If you use npm to install a theme, then you must manually copy the theme to your static assets folder.

It's important to know that Dice-Box currently only loads the StandardMaterial and CustomMaterial libraries from BabylonJS. PBRPhysics-Based Rendering - is a virtual material pipeline that can simulate any kind of physical material. materials are not currently supported due to the high overhead it has. It's also important to know that BabylonJS expects normal maps to be DirectX formatted. If you have OpenGL normal maps then you'll want to invert the red and green color channels of the file (using image editing software like Affinity Photo) to convert it to DirectX.

For distribution reasons, themes from @3d-dice/dice-themes include their required 3D models, but if you're using multiple themes that load the same model file, then you can put that shared file in the /public/assets/dice-box/models folder.
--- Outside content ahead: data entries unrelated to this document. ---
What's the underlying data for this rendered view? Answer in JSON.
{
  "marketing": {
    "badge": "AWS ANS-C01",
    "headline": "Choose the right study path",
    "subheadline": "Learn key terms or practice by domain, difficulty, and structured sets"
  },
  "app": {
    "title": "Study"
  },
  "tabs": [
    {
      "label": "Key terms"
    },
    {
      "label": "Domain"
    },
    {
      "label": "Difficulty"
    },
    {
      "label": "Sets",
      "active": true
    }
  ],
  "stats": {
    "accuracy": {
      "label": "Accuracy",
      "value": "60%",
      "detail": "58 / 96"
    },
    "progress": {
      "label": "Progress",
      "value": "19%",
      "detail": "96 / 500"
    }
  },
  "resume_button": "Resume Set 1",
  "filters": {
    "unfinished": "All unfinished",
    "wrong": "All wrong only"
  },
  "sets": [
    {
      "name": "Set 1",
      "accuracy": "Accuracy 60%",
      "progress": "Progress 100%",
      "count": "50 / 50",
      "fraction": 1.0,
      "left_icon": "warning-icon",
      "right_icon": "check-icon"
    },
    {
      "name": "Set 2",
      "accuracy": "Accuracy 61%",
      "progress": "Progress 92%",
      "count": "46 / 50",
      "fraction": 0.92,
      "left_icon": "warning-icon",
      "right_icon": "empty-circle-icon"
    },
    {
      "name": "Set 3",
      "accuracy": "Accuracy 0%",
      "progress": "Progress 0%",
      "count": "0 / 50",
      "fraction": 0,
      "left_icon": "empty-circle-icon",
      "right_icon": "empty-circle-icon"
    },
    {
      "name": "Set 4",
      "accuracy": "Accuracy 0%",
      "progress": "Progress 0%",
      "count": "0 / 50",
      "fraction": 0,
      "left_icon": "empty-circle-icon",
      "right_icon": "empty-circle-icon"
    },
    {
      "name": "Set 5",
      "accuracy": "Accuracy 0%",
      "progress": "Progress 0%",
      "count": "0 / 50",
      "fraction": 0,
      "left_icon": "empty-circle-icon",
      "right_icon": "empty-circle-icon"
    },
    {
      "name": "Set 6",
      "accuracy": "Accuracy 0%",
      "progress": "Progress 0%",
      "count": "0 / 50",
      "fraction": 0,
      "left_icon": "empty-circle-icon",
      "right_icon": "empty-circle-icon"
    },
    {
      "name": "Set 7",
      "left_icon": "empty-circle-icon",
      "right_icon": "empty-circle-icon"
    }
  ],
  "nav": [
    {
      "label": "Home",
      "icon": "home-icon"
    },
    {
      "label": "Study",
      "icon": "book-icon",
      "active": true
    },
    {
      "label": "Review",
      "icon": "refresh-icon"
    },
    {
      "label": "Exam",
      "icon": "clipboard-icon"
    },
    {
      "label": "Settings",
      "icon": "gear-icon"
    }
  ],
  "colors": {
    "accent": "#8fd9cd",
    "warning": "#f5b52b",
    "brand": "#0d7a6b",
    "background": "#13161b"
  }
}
After that, update the meshFile path in the theme.config.json files as necessary. For example

  meshName: "gemstone",
meshFile: "../../models/gemstone.json",
Creative Commons 0

The 3D models and textures available in the @3d-dice/dice-box and @3d-dice/dice-themes projects are licensed as CC0 content. In summary, CC0 says,

"To the extent possible under law, the author(s) have dedicated all copyright and related and neighboring rights to this software to the public domain worldwide. This software is distributed without any warranty."

What this means is that these assets are free to be used and distributed by anyone in public or commercial products.

See also

How to make a custom theme

If you want to make your own textures today then there are two approaches possible.

  1. The first approach is to duplicate any standard material theme folder and use image editing software like Affinity Photo to skew the colors or make changes as best you can. Also available are the .png files in the default theme if you need to reapply the dice numbers over top of any color changes you make. Once done, update the theme.config.json file as necessary. You could even point the bumpTexture and meshFile paths back to the original theme if you don't want to duplicate them.
  1. The second approach is to bake your own textures using the original 3D models. This is the only way to create new seamless textures. Start by downloading the 3D dice I've used for this application available here. Once you have the .blend files, you can open them in Blender to bake your own procedural textures. There are a couple of youtube videos available that demonstrate how this can be done.